И восторженно восклицал:
– Вот так холошо, блатцы, в больнице-то, ай-ай! Чистота-а!
– А что у тебя в правой руке?
– Ничего! – испуганно округляя глаза, ответил он.
– Врёшь! Показывай!
Он сконфузился, искривился весь, засунув руку ещё глубже в карман и опустив плечо, это заинтересовало ребят, и они решили обыскать его: схватили, смяли и вытащили из кармана новенький двугривенный и финифтяный маленький образок – богородица с младенцем. Монету тотчас же отдали Якову, а образ стал переходить из рук в руки, – сначала мальчик, напряжённо улыбаясь, всё протягивал за ним маленькую ручонку, потом нахмурился, завял, а когда солдат Милов протянул ему образок, – Яшутка небрежно сунул его в карман и куда-то исчез. После ужина он пришёл ко мне унылый, измятый, уже запачканный тестом, осыпанный мукою, но – не похожий на прежнего весельчака.

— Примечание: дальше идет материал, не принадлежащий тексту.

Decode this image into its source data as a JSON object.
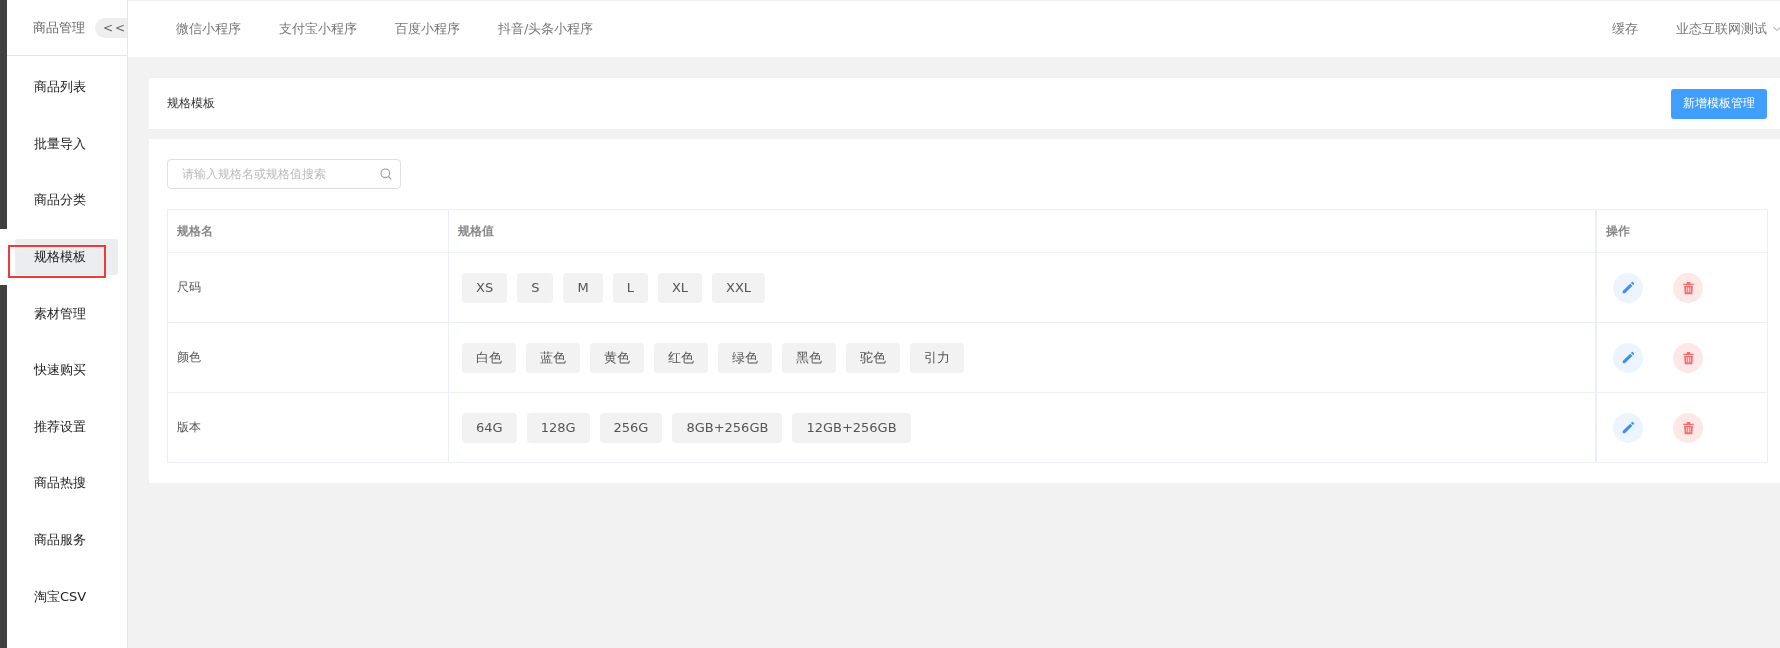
{
  "sidebar": {
    "title": "商品管理",
    "collapse_button": "<<",
    "items": [
      {
        "label": "商品列表",
        "selected": false,
        "highlighted": false
      },
      {
        "label": "批量导入",
        "selected": false,
        "highlighted": false
      },
      {
        "label": "商品分类",
        "selected": false,
        "highlighted": false
      },
      {
        "label": "规格模板",
        "selected": true,
        "highlighted": true
      },
      {
        "label": "素材管理",
        "selected": false,
        "highlighted": false
      },
      {
        "label": "快速购买",
        "selected": false,
        "highlighted": false
      },
      {
        "label": "推荐设置",
        "selected": false,
        "highlighted": false
      },
      {
        "label": "商品热搜",
        "selected": false,
        "highlighted": false
      },
      {
        "label": "商品服务",
        "selected": false,
        "highlighted": false
      },
      {
        "label": "淘宝CSV",
        "selected": false,
        "highlighted": false
      }
    ]
  },
  "top_nav": {
    "tabs": [
      "微信小程序",
      "支付宝小程序",
      "百度小程序",
      "抖音/头条小程序"
    ],
    "cache": "缓存",
    "account": "业态互联网测试"
  },
  "page_header": {
    "title": "规格模板",
    "add_button": "新增模板管理"
  },
  "search": {
    "placeholder": "请输入规格名或规格值搜索"
  },
  "table": {
    "columns": [
      "规格名",
      "规格值",
      "操作"
    ],
    "rows": [
      {
        "name": "尺码",
        "values": [
          "XS",
          "S",
          "M",
          "L",
          "XL",
          "XXL"
        ]
      },
      {
        "name": "颜色",
        "values": [
          "白色",
          "蓝色",
          "黄色",
          "红色",
          "绿色",
          "黑色",
          "驼色",
          "引力"
        ]
      },
      {
        "name": "版本",
        "values": [
          "64G",
          "128G",
          "256G",
          "8GB+256GB",
          "12GB+256GB"
        ]
      }
    ]
  }
}
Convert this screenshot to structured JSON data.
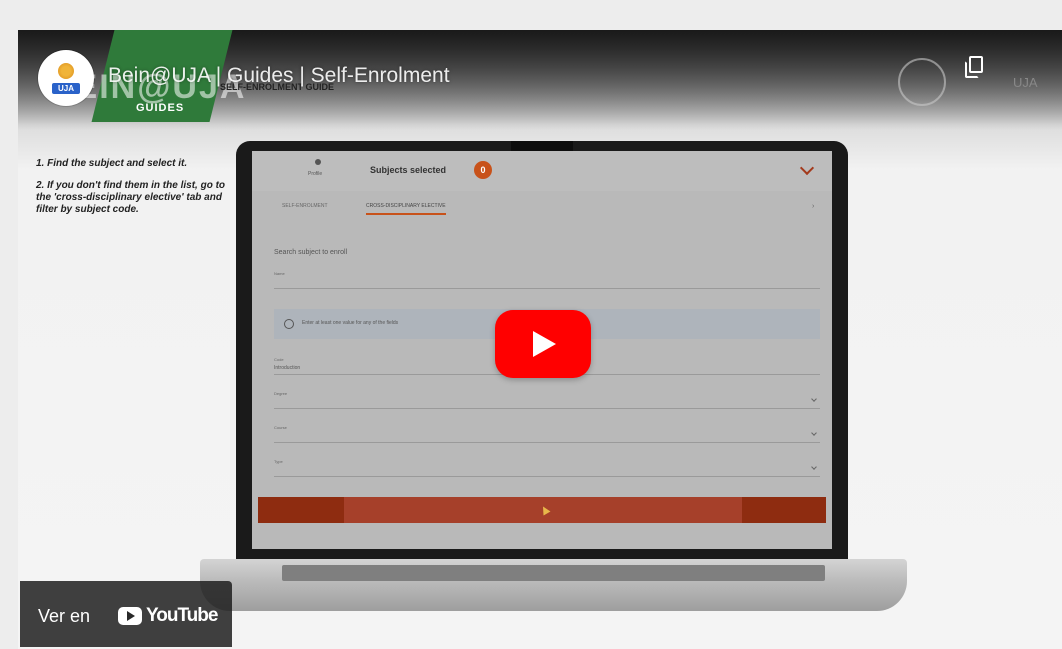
{
  "video": {
    "title": "Bein@UJA | Guides | Self-Enrolment",
    "brand_ghost": "BEIN@UJA",
    "brand_guides": "GUIDES",
    "brand_sub": "SELF-ENROLMENT GUIDE",
    "avatar_badge": "UJA",
    "top_right_code": "UJA"
  },
  "instructions": {
    "step1": "1. Find the subject and select it.",
    "step2": "2. If you don't find them in the list, go to the 'cross-disciplinary elective' tab and filter by subject code."
  },
  "app": {
    "profile_label": "Profile",
    "subjects_label": "Subjects selected",
    "subjects_count": "0",
    "tabs": [
      "SELF-ENROLMENT",
      "CROSS-DISCIPLINARY ELECTIVE"
    ],
    "tab_more": "›",
    "search_title": "Search subject to enroll",
    "fields": [
      {
        "label": "Name",
        "value": ""
      },
      {
        "label": "Code",
        "value": "Introduction"
      },
      {
        "label": "Degree",
        "value": ""
      },
      {
        "label": "Course",
        "value": ""
      },
      {
        "label": "Type",
        "value": ""
      }
    ],
    "info_text": "Enter at least one value for any of the fields"
  },
  "controls": {
    "watch_on_label": "Ver en",
    "youtube_wordmark": "YouTube",
    "play_icon": "play-icon",
    "copy_icon": "copy-link-icon"
  },
  "colors": {
    "play_red": "#ff0000",
    "brand_green": "#2f7a3a",
    "accent_orange": "#c8521a",
    "enrol_bar": "#8e2c10"
  }
}
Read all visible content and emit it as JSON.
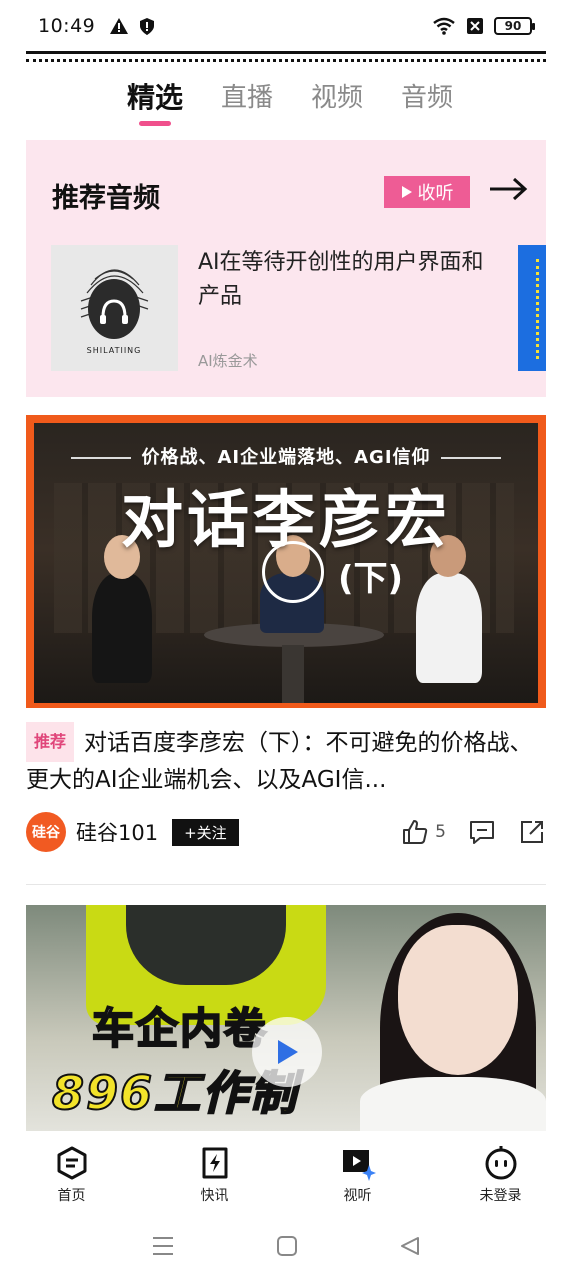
{
  "status_bar": {
    "time": "10:49",
    "battery": "90"
  },
  "tabs": [
    {
      "label": "精选",
      "active": true
    },
    {
      "label": "直播",
      "active": false
    },
    {
      "label": "视频",
      "active": false
    },
    {
      "label": "音频",
      "active": false
    }
  ],
  "audio_section": {
    "title": "推荐音频",
    "listen_label": "收听",
    "item": {
      "title": "AI在等待开创性的用户界面和产品",
      "source": "AI炼金术",
      "cover_text": "SHILATIING"
    }
  },
  "video1": {
    "subtitle": "价格战、AI企业端落地、AGI信仰",
    "headline": "对话李彦宏",
    "part": "(下)",
    "tag": "推荐",
    "title": "对话百度李彦宏（下）：不可避免的价格战、更大的AI企业端机会、以及AGI信...",
    "author": {
      "name": "硅谷101",
      "avatar_text": "硅谷",
      "follow_label": "+关注"
    },
    "likes": "5"
  },
  "video2": {
    "line1": "车企内卷",
    "line2": "896工作制"
  },
  "bottom_nav": [
    {
      "label": "首页",
      "icon": "home-icon"
    },
    {
      "label": "快讯",
      "icon": "flash-news-icon"
    },
    {
      "label": "视听",
      "icon": "media-icon"
    },
    {
      "label": "未登录",
      "icon": "robot-user-icon"
    }
  ],
  "colors": {
    "accent": "#ee5c95",
    "tab_underline": "#f0508c",
    "audio_bg": "#fce6ee",
    "video_border": "#f05a1b"
  }
}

– Ну, покажи мне подарок-то!
Он отвёл в сторону синие глаза:
– Нет его у меня…
– А где?
– Потелял…
– Да ну?
Яков вздохнул.
– Как это?
– Блосил я его, – тихо сказал он.
Я не поверил, но он, заметив это, перекрестился, говоря:
– Вот – ей-богу! Я тебе не совлу. В печку блосил… он закипел-закипел, как смола, и – сголел!
Мальчик вдруг всхлипнул и ткнулся головою в бок мне, говоря сквозь слёзы:
– Сволочи… хватают все, тоже… Солдат её пальцем ковылял… отколупнул с боку кусочек… чолт поганый. Июлия Иванна дала мне её, так – поцеловала спелва… и меня… «Вот тебе, говолит, – на! Это… тебе… годится…»
Он так разрыдался, что я долго не мог успокоить его, а не хотелось, чтоб крендельщики видели эти слёзы и поняли их обидный смысл…
– А что – Яшка? – неожиданно спросил хозяин.
– Слаб он очень и в крендельной не работник. Вы бы вот – в мальчики его, в магазин.
Хозяин подумал, пожевал губами и равнодушно сказал:
– Ежели слаб – не годится в магазин. Холодно там, простудится… да и Гараська забьёт. Его надо к Совке в отделение… неряха она, пыль у неё, грязь, вот и пускай он там порадеет… Не трудно…
Заглянув в печь на золотую кучу углей, он стал вылезать из приямка.
– Загребай жар, пора!
Я засунул в печь длинную кочергу, а сверху, на голову мне, упали лениво и скучно сказанные хозяйские слова:
– Глупцовый ты человек! Около тебя счастье ходит, а ты… эх, черти, черти!.. Куда вас?